According to Zernicka-Goetz, a stem cell biology expert, one motivation to investigate the early phases of development is to have a better understanding of why the majority of human pregnancies end prematurely and embryos generated for in vitro fertilization fail to implant and develop in up to 70% of cases. Natural development research is challenging for a variety of reasons, she explained, including the fact that only a few human embryos are contributed for study and researchers face ethical restraints.
Creating embryo models is an alternative method of investigating these challenges.
Scientists combined embryonic stem cells with two other types of stem cells derived from mice to construct the synthetic embryos, or “embryoids” mentioned in the Nature publication. They performed this in the lab, using a special dish that allowed the three types of cells to mix. While not all of the embryoids they made were excellent, Zernicka-Goetz stated that the best ones were “indistinguishable” from real mouse embryos. They grow head-like structures in addition to the heart-like structure.
”This is really the first model that allows you to study brain development in the context of the whole developing mouse embryo,” she said.
This work has decades of origins, and both Zernicka-Goetz and Hanna stated that their groups have been concentrating on this field of research for a long time. Zernicka-Goetz stated that her research was submitted to Nature in November.

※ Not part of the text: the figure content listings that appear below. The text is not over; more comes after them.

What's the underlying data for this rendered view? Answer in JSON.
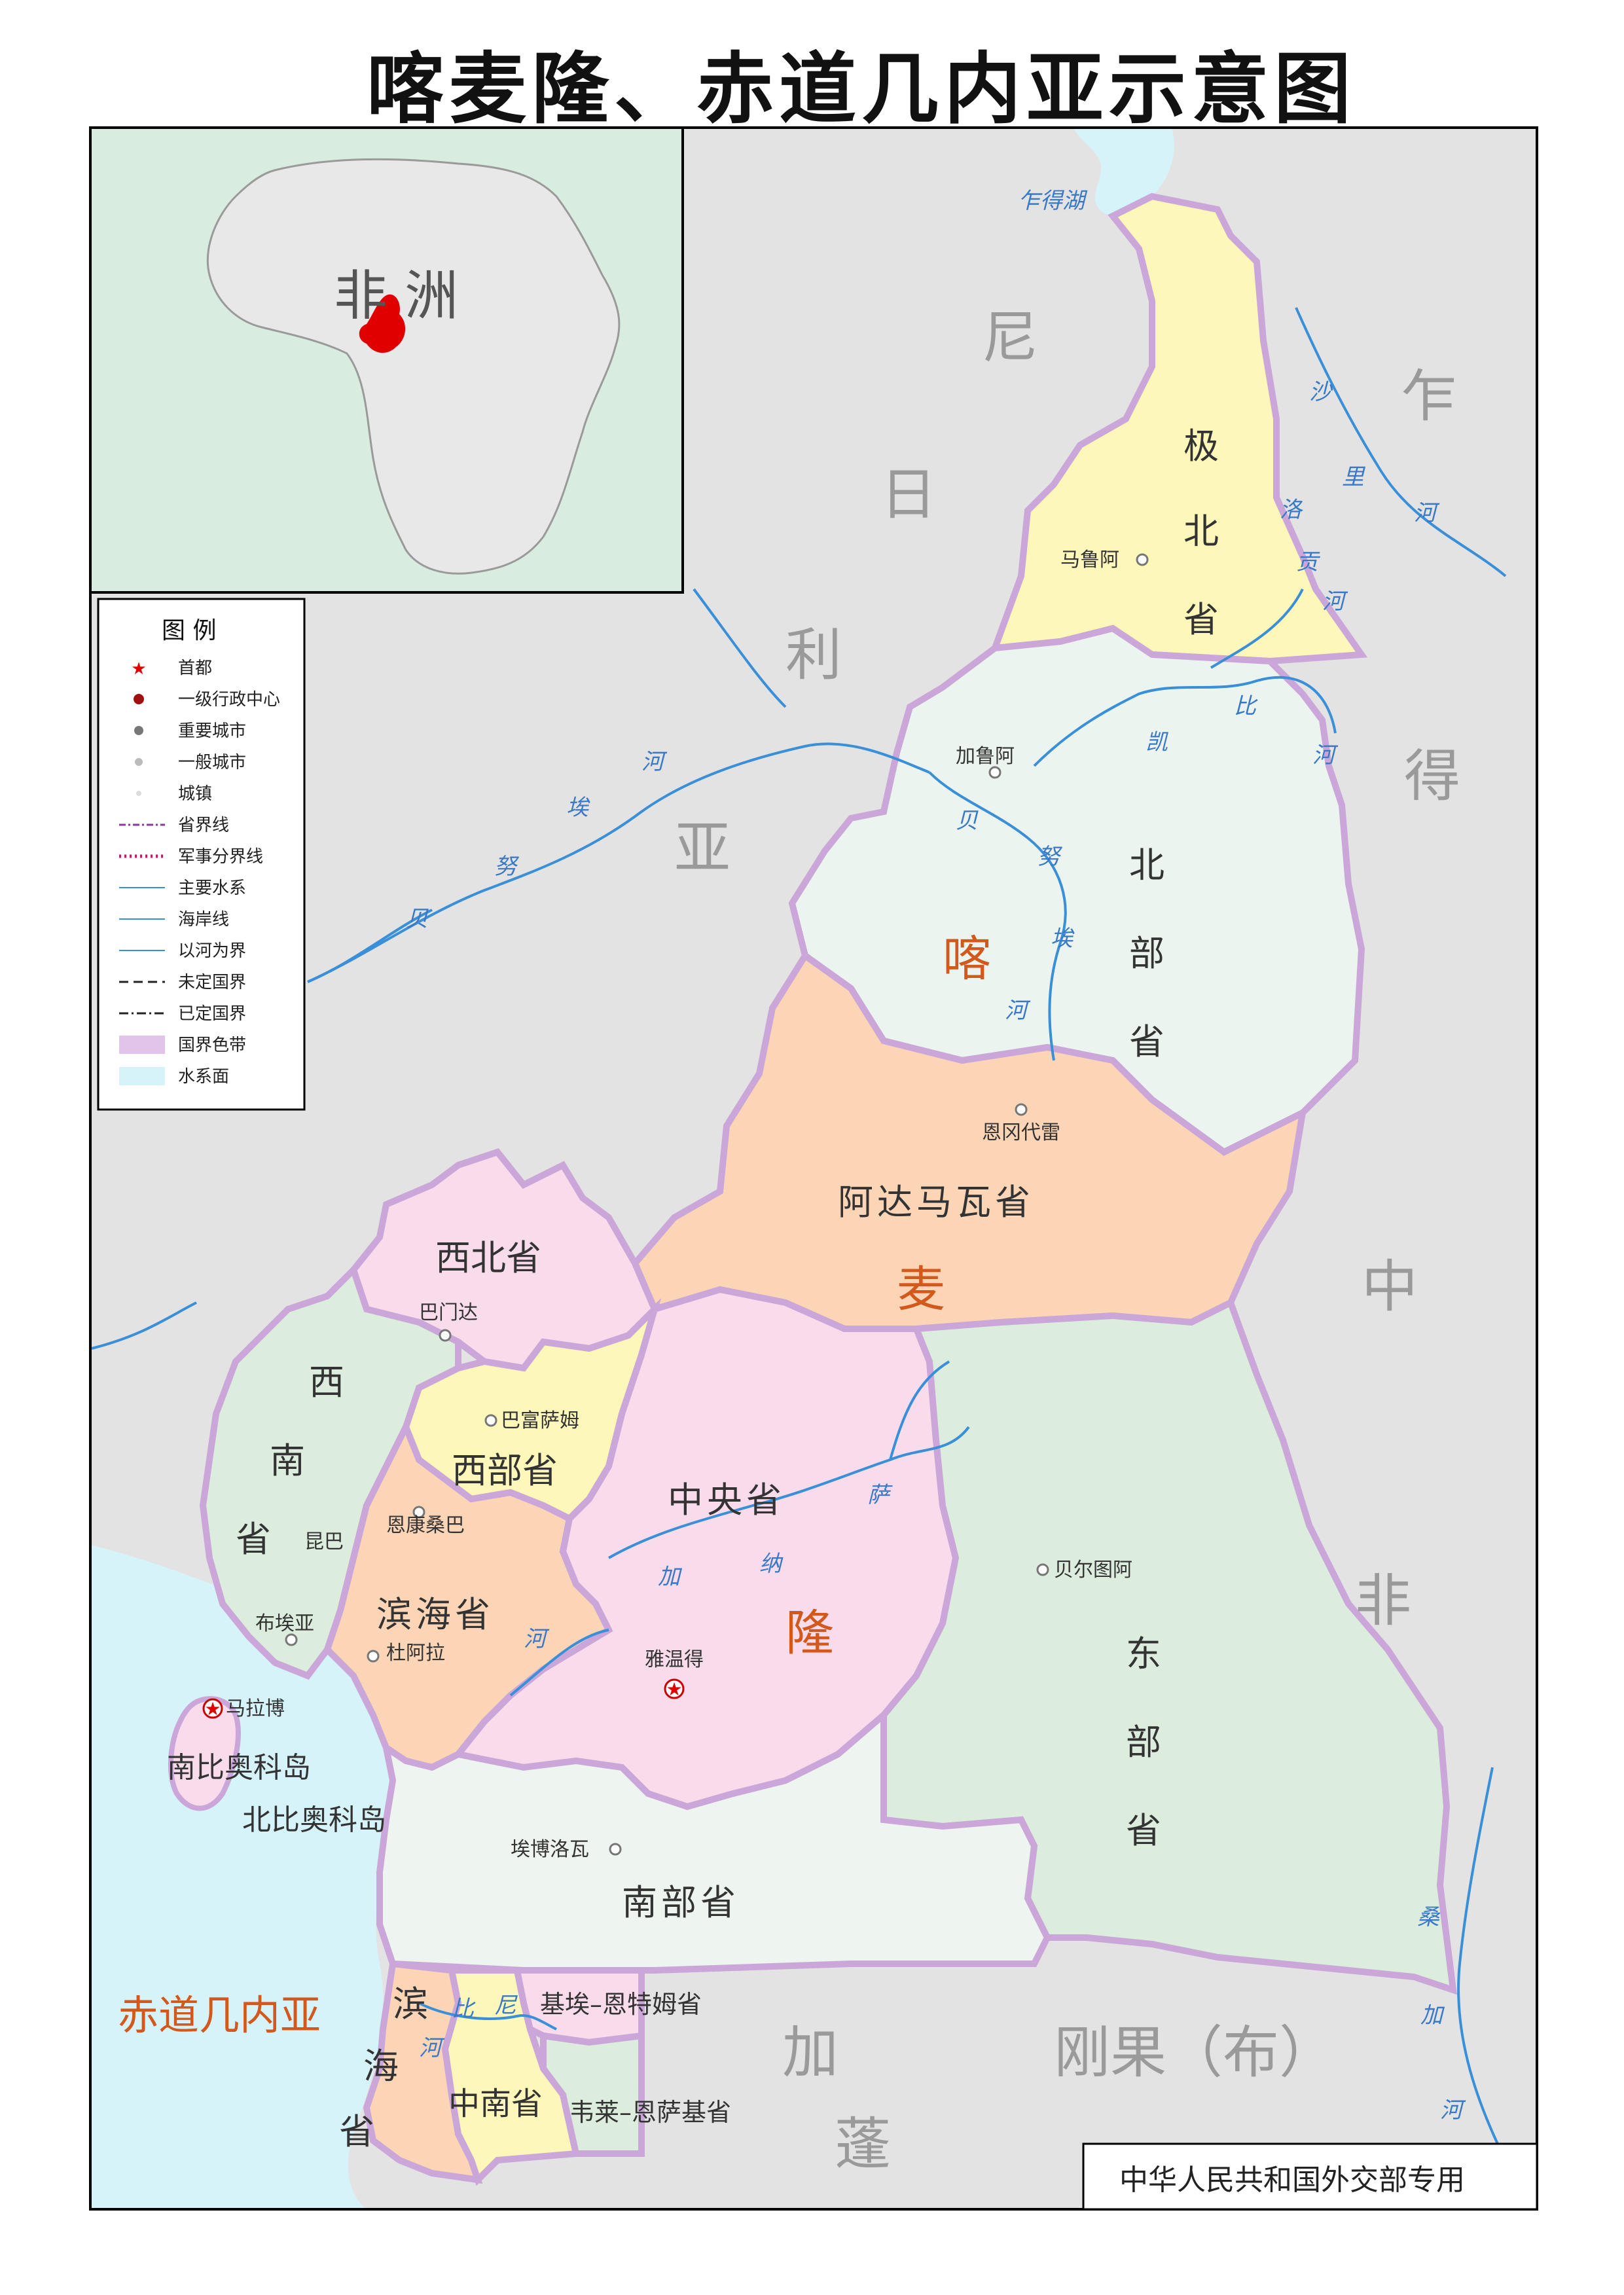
{
  "title": "喀麦隆、赤道几内亚示意图",
  "inset": {
    "label": "非 洲"
  },
  "legend": {
    "title": "图 例",
    "items": [
      {
        "label": "首都",
        "symbol": "capital-star"
      },
      {
        "label": "一级行政中心",
        "symbol": "admin-center-dot"
      },
      {
        "label": "重要城市",
        "symbol": "major-city-dot"
      },
      {
        "label": "一般城市",
        "symbol": "city-dot"
      },
      {
        "label": "城镇",
        "symbol": "town-dot"
      },
      {
        "label": "省界线",
        "symbol": "province-boundary-line"
      },
      {
        "label": "军事分界线",
        "symbol": "military-line"
      },
      {
        "label": "主要水系",
        "symbol": "river-line"
      },
      {
        "label": "海岸线",
        "symbol": "coast-line"
      },
      {
        "label": "以河为界",
        "symbol": "river-boundary-line"
      },
      {
        "label": "未定国界",
        "symbol": "undefined-border-line"
      },
      {
        "label": "已定国界",
        "symbol": "defined-border-line"
      },
      {
        "label": "国界色带",
        "symbol": "border-band"
      },
      {
        "label": "水系面",
        "symbol": "water-area"
      }
    ]
  },
  "countries": {
    "nigeria": [
      "尼",
      "日",
      "利",
      "亚"
    ],
    "chad": [
      "乍",
      "得"
    ],
    "car": [
      "中",
      "非"
    ],
    "gabon": [
      "加",
      "蓬"
    ],
    "congo": "刚果（布）",
    "equatorial_guinea": "赤道几内亚"
  },
  "cameroon_chars": [
    "喀",
    "麦",
    "隆"
  ],
  "provinces": {
    "far_north": [
      "极",
      "北",
      "省"
    ],
    "north": [
      "北",
      "部",
      "省"
    ],
    "adamawa": "阿达马瓦省",
    "northwest": "西北省",
    "west": "西部省",
    "southwest": [
      "西",
      "南",
      "省"
    ],
    "littoral": "滨海省",
    "centre": "中央省",
    "east": [
      "东",
      "部",
      "省"
    ],
    "south": "南部省",
    "bioko_sur": "南比奥科岛",
    "bioko_norte": "北比奥科岛",
    "litoral_eg": [
      "滨",
      "海",
      "省"
    ],
    "centro_sur": "中南省",
    "kie_ntem": "基埃–恩特姆省",
    "wele_nzas": "韦莱–恩萨基省"
  },
  "cities": {
    "yaounde": "雅温得",
    "malabo": "马拉博",
    "maroua": "马鲁阿",
    "garoua": "加鲁阿",
    "ngaoundere": "恩冈代雷",
    "bamenda": "巴门达",
    "bafoussam": "巴富萨姆",
    "nkongsamba": "恩康桑巴",
    "kumba": "昆巴",
    "buea": "布埃亚",
    "douala": "杜阿拉",
    "bertoua": "贝尔图阿",
    "ebolowa": "埃博洛瓦"
  },
  "rivers": {
    "lake_chad": "乍得湖",
    "chari": [
      "沙",
      "里",
      "河"
    ],
    "logone": [
      "洛",
      "贡",
      "河"
    ],
    "mbere": [
      "凯",
      "比",
      "河"
    ],
    "benue_nigeria": [
      "贝",
      "努",
      "埃",
      "河"
    ],
    "benue_cameroon": [
      "贝",
      "努",
      "埃",
      "河"
    ],
    "sanaga": [
      "萨",
      "纳",
      "加",
      "河"
    ],
    "sangha": [
      "桑",
      "加",
      "河"
    ],
    "mbini": [
      "比",
      "尼",
      "河"
    ]
  },
  "footer": "中华人民共和国外交部专用",
  "colors": {
    "far_north": "#fdf7b9",
    "north": "#ebf4ee",
    "adamawa": "#fbd5b5",
    "northwest": "#f9dcec",
    "west": "#fdf7b9",
    "southwest": "#dcedde",
    "littoral": "#fbd5b5",
    "centre": "#f9dcec",
    "east": "#dcedde",
    "south": "#eef4ef",
    "foreign_land": "#e3e3e3",
    "sea": "#d6f3fa",
    "border_band": "#e2c3ea",
    "river": "#3a8fd9",
    "country_name_gray": "#9a9a9a",
    "cameroon_name_orange": "#d2581c"
  }
}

The next stage, according to the researchers, is to try to coax the synthetic mouse embryos to develop past 8 ½ days, with the ultimate objective of getting them to term, which is 20 days for a mouse.
They currently “struggle to go past” the 8 ½-day barrier, according to Gianluca Amadei, a University of Cambridge researcher and coauthor on the Nature research. “We think that we will be able to get them over the hump, so to speak, so they can continue developing.”

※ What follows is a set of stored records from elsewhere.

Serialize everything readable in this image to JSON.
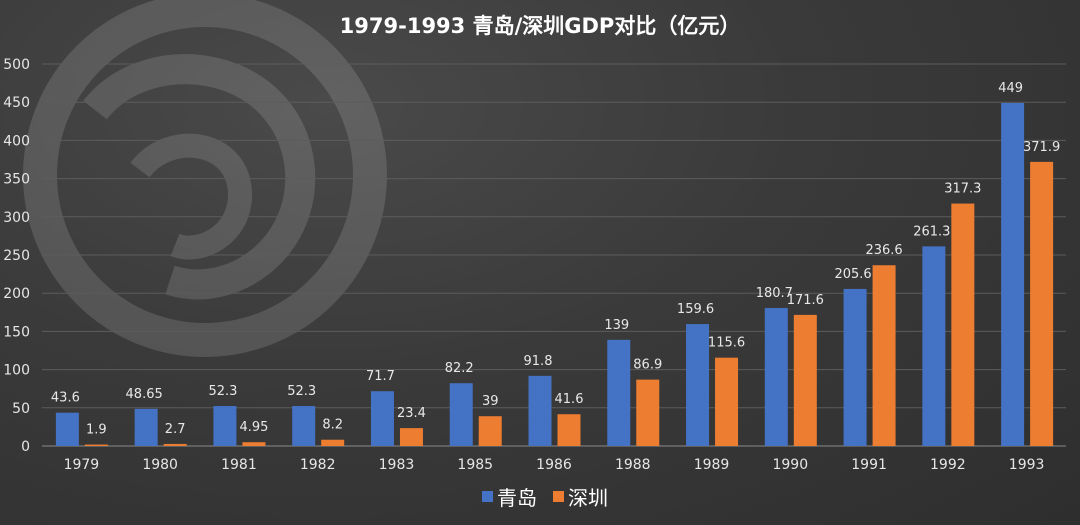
{
  "chart_data": {
    "type": "bar",
    "title": "1979-1993 青岛/深圳GDP对比（亿元）",
    "categories": [
      "1979",
      "1980",
      "1981",
      "1982",
      "1983",
      "1985",
      "1986",
      "1988",
      "1989",
      "1990",
      "1991",
      "1992",
      "1993"
    ],
    "series": [
      {
        "name": "青岛",
        "color": "#4472C4",
        "values": [
          43.6,
          48.65,
          52.3,
          52.3,
          71.7,
          82.2,
          91.8,
          139,
          159.6,
          180.7,
          205.6,
          261.3,
          449
        ]
      },
      {
        "name": "深圳",
        "color": "#ED7D31",
        "values": [
          1.9,
          2.7,
          4.95,
          8.2,
          23.4,
          39,
          41.6,
          86.9,
          115.6,
          171.6,
          236.6,
          317.3,
          371.9
        ]
      }
    ],
    "ylim": [
      0,
      500
    ],
    "yticks": [
      0,
      50,
      100,
      150,
      200,
      250,
      300,
      350,
      400,
      450,
      500
    ],
    "grid": true,
    "legend": "bottom-center"
  }
}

The scientists believe that without a placenta, the embryo will perish after around 11 days of development, but they hope that researchers will eventually discover a technique to make a synthetic placenta. They do not know if they will be able to carry the synthetic embryos to term without a mouse womb at this moment.
Researchers said they do not expect to see human equivalents of these synthetic embryos anytime soon, but they believe it will happen eventually. Hanna referred to it as “the next obvious thing.”
Other researchers have already employed human stem cells to produce a “blastoid,” a structure that resembles a pre-embryo that can be used as a study alternative to a genuine one.
Such work raises ethical questions. Researchers have followed a “14-day rule” for generating human embryos in the lab for many years. The International Society for Stem Cell Research suggested modifying the regulation in specific instances last year.
Scientists emphasize that it is neither feasible nor being considered to create a human offspring from a synthetic embryo.
“Perspective on this report is important since, without it, the headline that a mammalian embryo has been built in vitro can lead to the thought that the same can be done with humans soon,” remarked Alfonso Martinez Arias of the Universitat Pompeu Fabra in Spain, whose lab has produced alternative stem cell-based animal development models.
“In the future, similar experiments will be done with human cells and that, at some point, will yield similar results,” he said. “This should encourage considerations of the ethics and societal impact of these experiments before they happen.”